ETHISCHE GRÜNDE

«Auch wenn wir gar nicht hoffen könnten, daß
jemals alle Menschen zur vegetarischen Lebensweise
  übergehen werden, hätte niemand deswegen das
Recht, Fleisch zu essen. Ein Unrecht bleibt auch
dann ein Unrecht, wenn alle es verüben. […]
Ich sage ja nicht, daß jeder Mensch, der vegetarisch
lebt, gerecht sei, sondern, daß jeder, der nicht
vegetarisch lebt, dadurch ungerecht handelt.»
(Magnus Schwantje, 1877–1959, einer der ersten großen Vorkämpfer
für Vegetarismus und Tierschutz; prägte im Jahre 1902
den Begriff «Ehrfurcht vor dem Leben»)

Bisher haben wir die gesundheitlichen, ökologischen und wirtschaftlichen Nachteile des Fleischkonsums betrachtet. Unsere nächste Fragestellung geht tiefer: Haben wir – abgesehen von den schädlichen Folgen – überhaupt das Recht, Tiere zu töten?

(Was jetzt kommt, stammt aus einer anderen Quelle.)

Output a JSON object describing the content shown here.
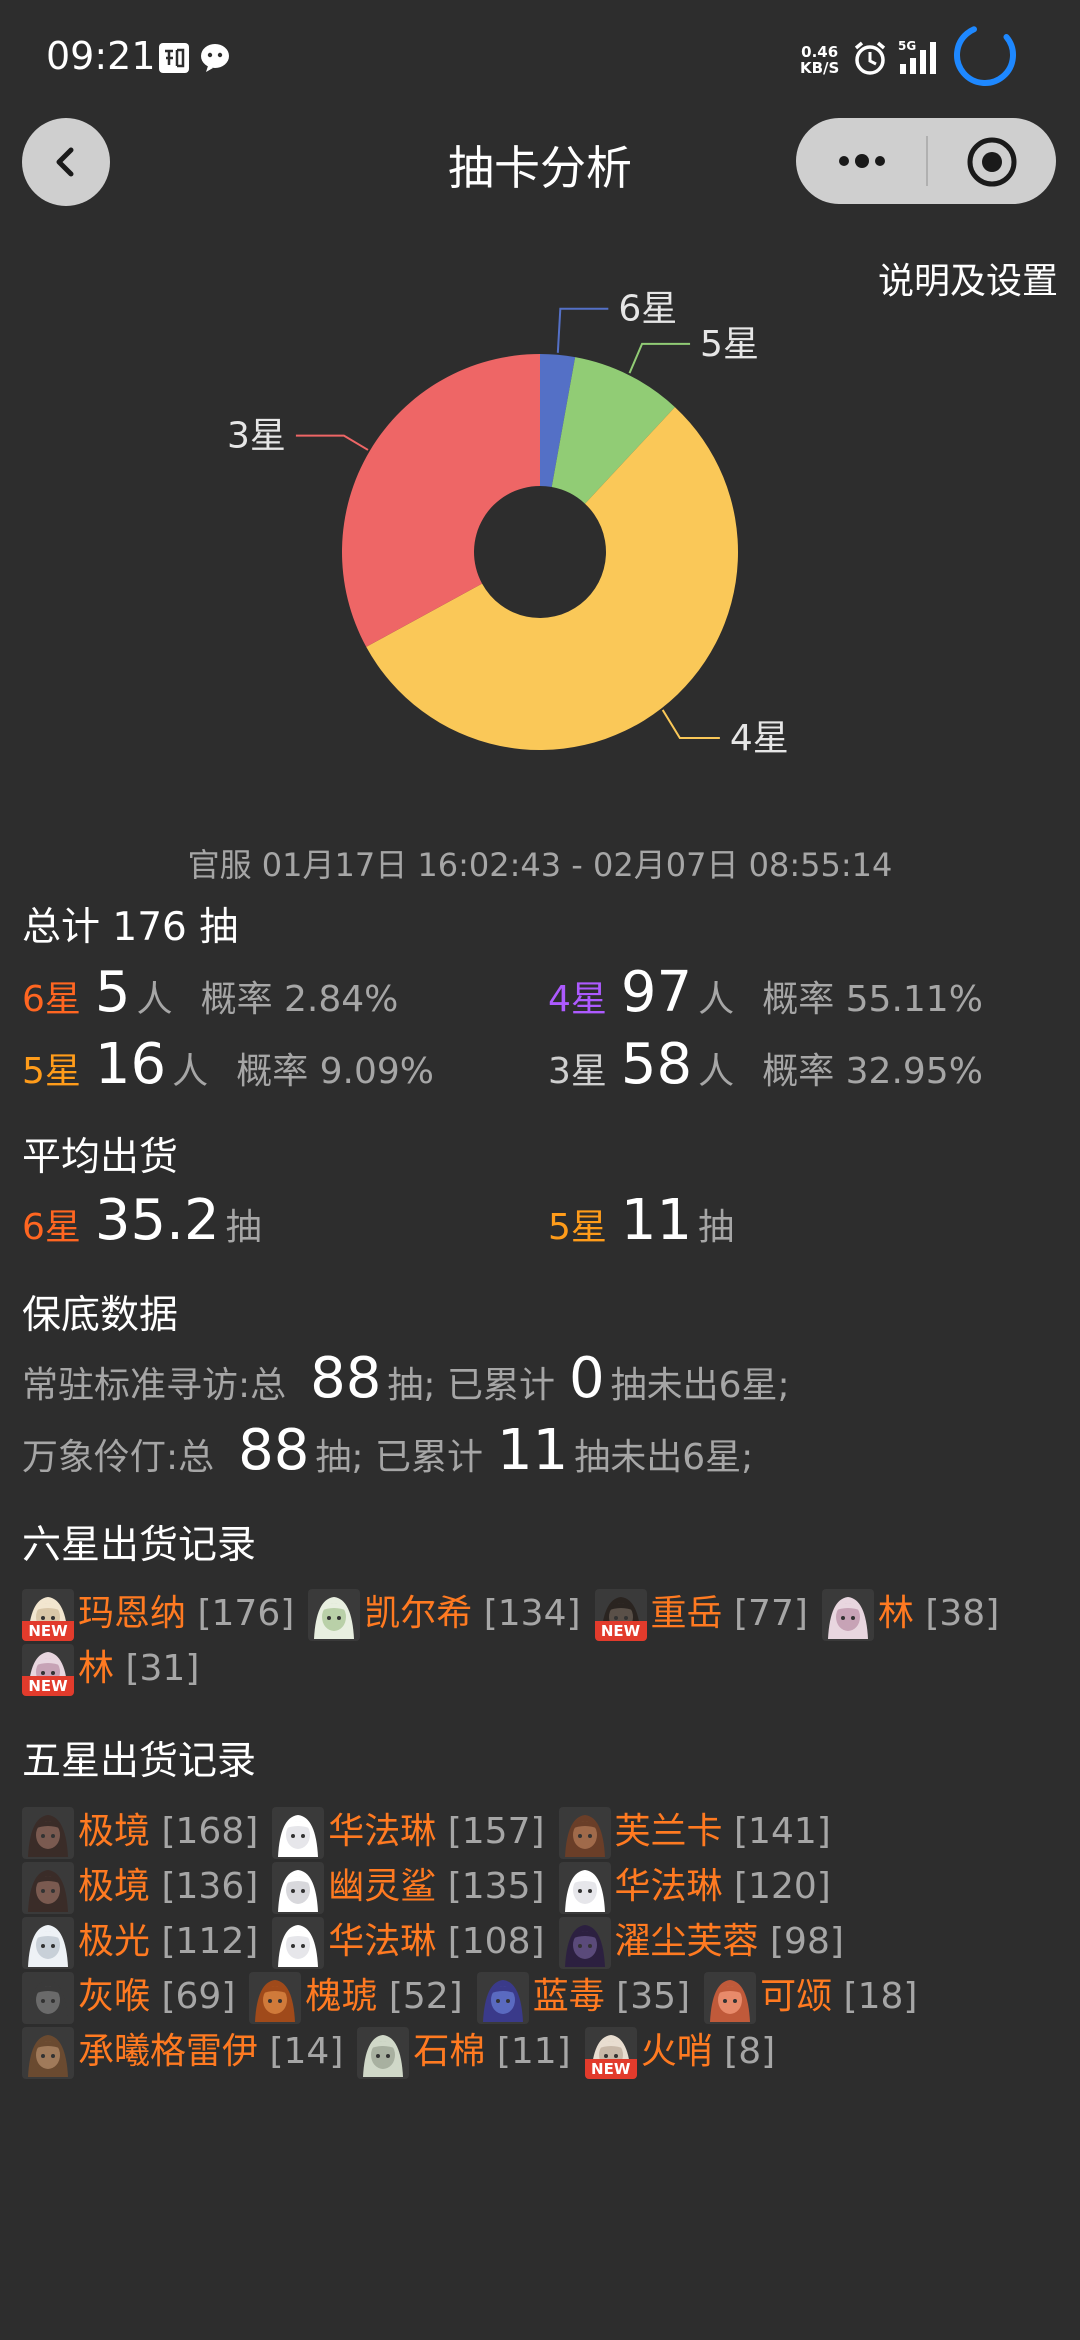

Diese Frage bringt uns in den Bereich der Ethik. Ethik ist die Lehre von Moral und Verantwortung. Sie befaßt sich nicht nur mit den materiellen Aspekten unserer Welt, sondern bemüht sich darüber hinaus um eine Erkenntnis der höheren Gesetze des Lebens. In der heutigen Zeit des materiellen, technischen Fortschritts wird die Ethik jedoch vielfach vernachlässigt oder einfach entsprechend der jeweiligen Zielsetzung zurechtgedreht.

Ohne Ethik, ohne das Fragen nach dem Sinn und Wert einer Handlung, wird jedoch jede Wissenschaft letztlich sinn- und wertlos. Ethik müßte daher Grundlage eines jeden wissenschaftlichen Strebens sein.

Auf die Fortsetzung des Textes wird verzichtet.